When we have to decide which of two drugs, interventions, or management strategies is the better, the most secure evidence is generally obtained from a randomised controlled trial. The primary objective of randomisation is to ensure that all other factors that might influence the outcome will be equally represented in the two groups, leaving the treatment under test as the only dissimilarity. Any difference in outcome can then be attributed to the treatment effect. But how realistic is this assumption in practice?
When published a randomised trial typically includes a table listing all the prior factors known actually or possibly to influence outcome. The average age and its distribution in each group and the proportion of men and women usually head the list, followed by other likely determinants of outcome. In the case of heart disease these will probably include details of left ventricular function; the proportions in each group with diabetes, hypertension, hyperlipidaemia, or a smoking history; the relative incidence of arrhythmia, obesity, symptoms of heart failure; and any others factors that may have been collected. If these are similar in the two groups (which is not the same as showing that they are not statistically different) then we can go on to attribute any difference in outcome to the benefit of treatment over placebo, or of one treatment over another. But what if there are differences?
Indeed, if there are many possible prognostic factors there will almost certainly be differences between the groups despite the use of random allocation. In a small clinical trial a large treatment effect is being sought, but a large difference in one or more of the prognostic factors can occur purely by chance. In a large clinical trial a small treatment effect is being sought, but small but important differences between the groups in one or more of the prognostic factors can occur by chance.

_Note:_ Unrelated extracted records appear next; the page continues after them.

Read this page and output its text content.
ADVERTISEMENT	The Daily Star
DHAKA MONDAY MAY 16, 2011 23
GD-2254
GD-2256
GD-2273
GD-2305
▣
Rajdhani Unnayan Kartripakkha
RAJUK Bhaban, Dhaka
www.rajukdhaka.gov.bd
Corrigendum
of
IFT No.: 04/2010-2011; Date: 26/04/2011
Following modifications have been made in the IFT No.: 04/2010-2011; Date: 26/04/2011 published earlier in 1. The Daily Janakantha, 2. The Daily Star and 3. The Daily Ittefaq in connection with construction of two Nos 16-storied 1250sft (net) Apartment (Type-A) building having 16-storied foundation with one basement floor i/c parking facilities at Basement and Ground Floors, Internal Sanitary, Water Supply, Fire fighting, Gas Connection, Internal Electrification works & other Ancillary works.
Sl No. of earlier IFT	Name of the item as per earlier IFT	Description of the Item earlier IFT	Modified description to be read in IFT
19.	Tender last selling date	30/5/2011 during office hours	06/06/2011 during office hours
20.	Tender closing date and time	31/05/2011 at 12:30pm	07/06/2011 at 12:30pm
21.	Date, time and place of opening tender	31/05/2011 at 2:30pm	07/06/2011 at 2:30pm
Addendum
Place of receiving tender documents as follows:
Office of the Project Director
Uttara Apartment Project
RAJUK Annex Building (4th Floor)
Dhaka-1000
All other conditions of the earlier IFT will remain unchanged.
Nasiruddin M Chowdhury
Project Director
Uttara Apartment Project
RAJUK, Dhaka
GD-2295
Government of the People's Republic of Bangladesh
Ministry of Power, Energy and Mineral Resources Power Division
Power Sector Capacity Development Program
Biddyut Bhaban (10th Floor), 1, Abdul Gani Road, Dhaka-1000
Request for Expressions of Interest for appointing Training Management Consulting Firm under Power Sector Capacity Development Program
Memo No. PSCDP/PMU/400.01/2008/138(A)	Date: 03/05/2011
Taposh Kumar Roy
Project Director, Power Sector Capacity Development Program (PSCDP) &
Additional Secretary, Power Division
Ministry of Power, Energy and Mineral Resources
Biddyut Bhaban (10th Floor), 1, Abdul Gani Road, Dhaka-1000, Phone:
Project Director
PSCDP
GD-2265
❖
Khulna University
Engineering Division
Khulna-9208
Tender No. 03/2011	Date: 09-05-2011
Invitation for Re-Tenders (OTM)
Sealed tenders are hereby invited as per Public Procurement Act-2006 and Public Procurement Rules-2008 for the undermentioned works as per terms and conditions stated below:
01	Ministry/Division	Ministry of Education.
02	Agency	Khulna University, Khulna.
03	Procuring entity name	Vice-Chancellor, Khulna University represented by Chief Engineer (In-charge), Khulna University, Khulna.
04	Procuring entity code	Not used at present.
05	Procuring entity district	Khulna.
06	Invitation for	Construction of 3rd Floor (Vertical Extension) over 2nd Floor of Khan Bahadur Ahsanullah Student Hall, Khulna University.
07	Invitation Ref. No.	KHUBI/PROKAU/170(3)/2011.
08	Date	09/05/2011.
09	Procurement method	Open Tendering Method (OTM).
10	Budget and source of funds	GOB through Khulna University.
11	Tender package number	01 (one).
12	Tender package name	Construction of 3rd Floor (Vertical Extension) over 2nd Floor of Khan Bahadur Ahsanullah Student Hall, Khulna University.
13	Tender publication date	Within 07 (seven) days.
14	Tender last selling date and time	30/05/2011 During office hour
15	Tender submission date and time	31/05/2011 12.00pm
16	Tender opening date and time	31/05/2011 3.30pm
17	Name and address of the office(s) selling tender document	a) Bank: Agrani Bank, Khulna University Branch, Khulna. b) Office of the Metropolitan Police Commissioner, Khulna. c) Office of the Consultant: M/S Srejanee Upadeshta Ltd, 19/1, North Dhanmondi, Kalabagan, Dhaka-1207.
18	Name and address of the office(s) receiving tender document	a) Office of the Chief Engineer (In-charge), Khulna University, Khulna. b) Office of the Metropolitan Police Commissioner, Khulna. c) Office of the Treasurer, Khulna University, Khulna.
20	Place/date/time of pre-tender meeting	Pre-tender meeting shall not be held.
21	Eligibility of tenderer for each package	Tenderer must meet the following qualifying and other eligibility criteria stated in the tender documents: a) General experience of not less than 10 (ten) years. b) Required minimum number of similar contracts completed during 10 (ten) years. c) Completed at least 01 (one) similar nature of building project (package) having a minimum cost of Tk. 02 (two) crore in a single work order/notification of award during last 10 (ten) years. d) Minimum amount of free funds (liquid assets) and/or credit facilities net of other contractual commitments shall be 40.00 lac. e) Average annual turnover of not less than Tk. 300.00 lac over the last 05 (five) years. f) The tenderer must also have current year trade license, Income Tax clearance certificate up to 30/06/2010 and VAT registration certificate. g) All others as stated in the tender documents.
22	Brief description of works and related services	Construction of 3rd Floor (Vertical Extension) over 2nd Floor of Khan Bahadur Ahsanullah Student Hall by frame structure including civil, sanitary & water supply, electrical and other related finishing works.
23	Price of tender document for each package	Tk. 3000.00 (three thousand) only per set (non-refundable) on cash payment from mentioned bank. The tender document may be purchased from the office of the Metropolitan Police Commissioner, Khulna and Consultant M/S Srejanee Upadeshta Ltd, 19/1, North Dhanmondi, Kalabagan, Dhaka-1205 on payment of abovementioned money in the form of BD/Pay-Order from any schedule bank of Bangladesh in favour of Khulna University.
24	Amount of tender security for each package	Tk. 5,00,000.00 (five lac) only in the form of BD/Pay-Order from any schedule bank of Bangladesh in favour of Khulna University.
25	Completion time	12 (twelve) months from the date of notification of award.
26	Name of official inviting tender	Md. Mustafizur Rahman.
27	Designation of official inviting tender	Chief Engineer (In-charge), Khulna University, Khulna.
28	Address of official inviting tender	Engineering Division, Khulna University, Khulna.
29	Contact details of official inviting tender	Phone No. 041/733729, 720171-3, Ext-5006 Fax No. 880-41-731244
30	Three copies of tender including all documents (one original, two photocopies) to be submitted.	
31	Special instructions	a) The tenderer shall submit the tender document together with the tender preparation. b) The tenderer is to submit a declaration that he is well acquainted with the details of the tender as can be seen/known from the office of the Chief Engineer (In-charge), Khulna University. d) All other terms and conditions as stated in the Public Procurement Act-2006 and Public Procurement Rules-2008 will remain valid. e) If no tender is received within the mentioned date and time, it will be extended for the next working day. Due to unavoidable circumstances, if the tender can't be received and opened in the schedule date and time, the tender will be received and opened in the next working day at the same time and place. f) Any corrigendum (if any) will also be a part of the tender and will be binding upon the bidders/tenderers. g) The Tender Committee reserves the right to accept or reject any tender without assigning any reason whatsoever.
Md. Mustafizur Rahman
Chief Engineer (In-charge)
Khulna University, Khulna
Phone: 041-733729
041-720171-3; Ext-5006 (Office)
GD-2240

Supposing one group has more elderly women with diabetes and symptoms of heart failure. It would then be impossible to attribute a better outcome in the other group to the beneficial effects of treatment since poor left ventricular function and age at outset are major determinants of survival in any longitudinal study of heart disease, and women with diabetes, as a group, are likely to do worse. At this point the primary objective of randomisation—exclusion of confounding factors—has failed.
Attempts are then made to retrieve the situation by multivariate analysis, allocating part of the difference in outcome to the known, unwanted difference in the groups, but there is always an air of uncertainty about the validity of the conclusion. This may seem to be less of a risk in a very big trial, because we can expect things to even out, but big trials are done to seek small differences, and even a small difference in other determinants of outcome may be important. If a very big trial fails, because, for example, the play of chance put more hypertensive smokers in one group than the other, the tragedy for the trialists, and all involved, is even greater.
The way to avoid this is by minimisation—not a well known technique—first described by Taves in 19741 and shortly after by Pocock and Simon2 and Freedman and White.3 With this method the group allocation does not rely solely on chance but is designed to reduce any difference in the distribution of known or suspected determinants of outcome, so that any effect can be attributed to the treatment under test. The trialists determine at the outset which factors they would like to see equally represented in the two groups. In our study of aspirin versus placebo in the two weeks before elective coronary artery surgery we chose age, sex, operating surgeon, number of coronary arteries affected, and left ventricular function.4 But in trials in other diseases those chosen might be tumour type, disease stage, joint mobility, pain score, or social class.
At the point when it is decided that a patient is definitely to enter a trial, these factors are listed. The treatment allocation is then made, not purely by chance, but by determining in which group inclusion of the patient would minimise any differences in these factors. Thus, if group A has a higher average age and a disproportionate number of smokers, other things being equal, the next elderly smoker is likely to be allocated to group B. The allocation may rely on minimisation alone, or still involve chance but “with the dice loaded” in favour of the allocation which minimises the differences.
This process must be handled out of sight of any individual who might introduce bias, but this is equally true of randomisation—which we know can be subverted by the (often unconscious) vested interests of the trialists. The individual trialist does not know how the risk factors are accruing and cannot influence the allocation. If the trial is double blind the trialists do not know which groups the present patients are in so subsequent decisions to include a patient in the trial cannot be influenced by any knowledge of which group they are more or less likely to enter. Exclusion of bias is as readily achieved as it is with properly performed randomisation, but with the advantage that similarity of the two groups is ensured, rather than hoped for.
The theoretical validity of the method of minimisation was shown by Smith,5 and White and Freedman have reviewed alternative methods of patient allocation.6 A recent example of the use of minimisation is found in Kallis et al.4 If randomisation is the gold standard, minimisation may be the platinum standard.